There was nothing stated publicly during the Putin-Trump summit in Helsinki that suggests a major change of policy in Syria — and for Israel that might not be such a bad thing.
By: Mati Wagner, World Israel News
Ahead of the summit in Helsinki between US President Donald Trump and Russian President Vladimir Putin, the concerns of Americans and Europeans, as well as Israelis, were mainly focused on what concessions — if any — Trump would make to Putin.
There was absolutely no expectation that Putin would concede to Trump on any significant position. He would not commit to stop undermining the European Union, he would not agree to cease actions aimed at weakening the NATO alliance, he would never remove Russian forces occupying eastern Ukraine or reverse the takeover of Crimea. Nor would he cease collaboration with Iran in Syria, let alone support US efforts to prevent Iran from obtaining nuclear weapons by restoring sanctions.
However, the worry of many in the West and in Israel was that Trump would give in to Russia. For Europeans and Americans, concerns focused mainly on issues such as the US’s continued support for NATO, its continued military aid to western Ukraine as a bulwark against Russian encroachment and the renewal of the new Strategic Arms Reduction Treaty (START).
Americans’ fears were affirmed when they witnessed their president take the side of Putin against the US intelligence community regarding suspected Russian interference in the 2016 US elections.
For Israelis, concern ahead of the summit was primarily focused on Syria and the extent to which Trump would stand by Israel’s interest in seeing Iran’s influence reduced there if not eliminated altogether.
Remarks made by Trump and Putin during short speeches and a press conference at the close of summit left little room for optimism that anything of significance was agreed upon regarding Syria and Iran, or for that matter, regarding anything else.
Russia, Iran, Syria and Israel
Putin did say that Russia was interested in reasserting the 1974 Agreement on Disengagement brokered by the US between Syria and Israel after the Yom Kippur War. The most important part of that agreement that is relevant today was the creation of a buffer zone between the two countries.

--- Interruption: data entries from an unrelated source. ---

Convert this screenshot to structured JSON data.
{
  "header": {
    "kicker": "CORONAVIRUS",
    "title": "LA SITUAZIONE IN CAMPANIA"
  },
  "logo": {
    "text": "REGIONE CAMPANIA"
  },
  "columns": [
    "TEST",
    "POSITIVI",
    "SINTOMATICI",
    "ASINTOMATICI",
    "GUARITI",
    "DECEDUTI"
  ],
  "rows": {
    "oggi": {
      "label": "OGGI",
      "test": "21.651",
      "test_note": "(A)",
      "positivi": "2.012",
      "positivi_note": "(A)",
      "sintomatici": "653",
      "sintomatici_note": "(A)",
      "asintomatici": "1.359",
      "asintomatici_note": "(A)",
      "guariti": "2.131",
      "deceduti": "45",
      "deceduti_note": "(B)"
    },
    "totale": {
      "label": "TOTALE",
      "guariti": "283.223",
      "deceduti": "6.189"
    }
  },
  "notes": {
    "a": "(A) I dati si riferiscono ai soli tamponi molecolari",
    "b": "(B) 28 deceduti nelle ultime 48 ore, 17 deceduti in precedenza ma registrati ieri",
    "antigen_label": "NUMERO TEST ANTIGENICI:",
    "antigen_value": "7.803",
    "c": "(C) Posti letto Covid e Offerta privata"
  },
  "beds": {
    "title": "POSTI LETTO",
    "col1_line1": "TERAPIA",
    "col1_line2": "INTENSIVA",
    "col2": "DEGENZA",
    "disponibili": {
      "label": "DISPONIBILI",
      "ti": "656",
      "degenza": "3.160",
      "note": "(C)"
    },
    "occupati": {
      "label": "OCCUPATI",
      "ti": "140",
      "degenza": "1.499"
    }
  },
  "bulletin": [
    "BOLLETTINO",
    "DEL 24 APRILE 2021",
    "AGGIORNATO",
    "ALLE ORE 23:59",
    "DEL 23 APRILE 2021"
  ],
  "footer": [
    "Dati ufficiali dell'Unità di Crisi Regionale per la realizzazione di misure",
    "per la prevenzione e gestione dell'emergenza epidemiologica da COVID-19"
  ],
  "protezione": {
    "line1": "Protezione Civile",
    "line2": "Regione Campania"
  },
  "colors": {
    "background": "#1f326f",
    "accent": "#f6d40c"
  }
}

Putin’s position dovetails with comments made recently by Prime Minister Benjamin Netanyahu:
“We have a Separation of Forces Agreement with Syria from 1974; this is the guiding principle. We will adhere to it very strictly and so must others, everyone.”
Little more was mentioned regarding Syria. Trump dodged a question by a reporter for Russia Today who directly asked Trump whether he and Putin had reached an agreement on Syria.
All that Trump was willing to offer was that the crisis in Syria is “complex.” He did say that the US would not allow Iran to benefit from the successful campaign against ISIS.
Trump made some general comments about how the US has worked with Israel for decades and that Putin is also committed to the safety of Israel and that both countries are working for this goal.
“Working with Israel is a great thing,” Trump said, and safety for Israel is something we both want to see.”
Nothing that happened at the Helsinki summit changed the consensus feeling going into the summit: Putin is not interested in cooperating with the West if it means giving up the things he holds to be important core interests.
Regarding Syria, this means consolidating the Assad regime’s control over southern Syria — an interest that does not necessarily clash with Israel’s interest. As Netanyahu and high-ranking IDF commanders have pointed out, before the Syrian civil war broke in 2011, Israel enjoyed relative calm along its border with Syria.
However, Russia also has no interest in seriously pressuring Iran to leave Syria. The opposite is true. For Russia it is advantageous to have Iranian forces inside Syria do the dirty work of supporting Assad’s regime.
Nothing that happened at the Helsinki summit points to a major change in Syria. And maybe that is not such a bad thing for Israel.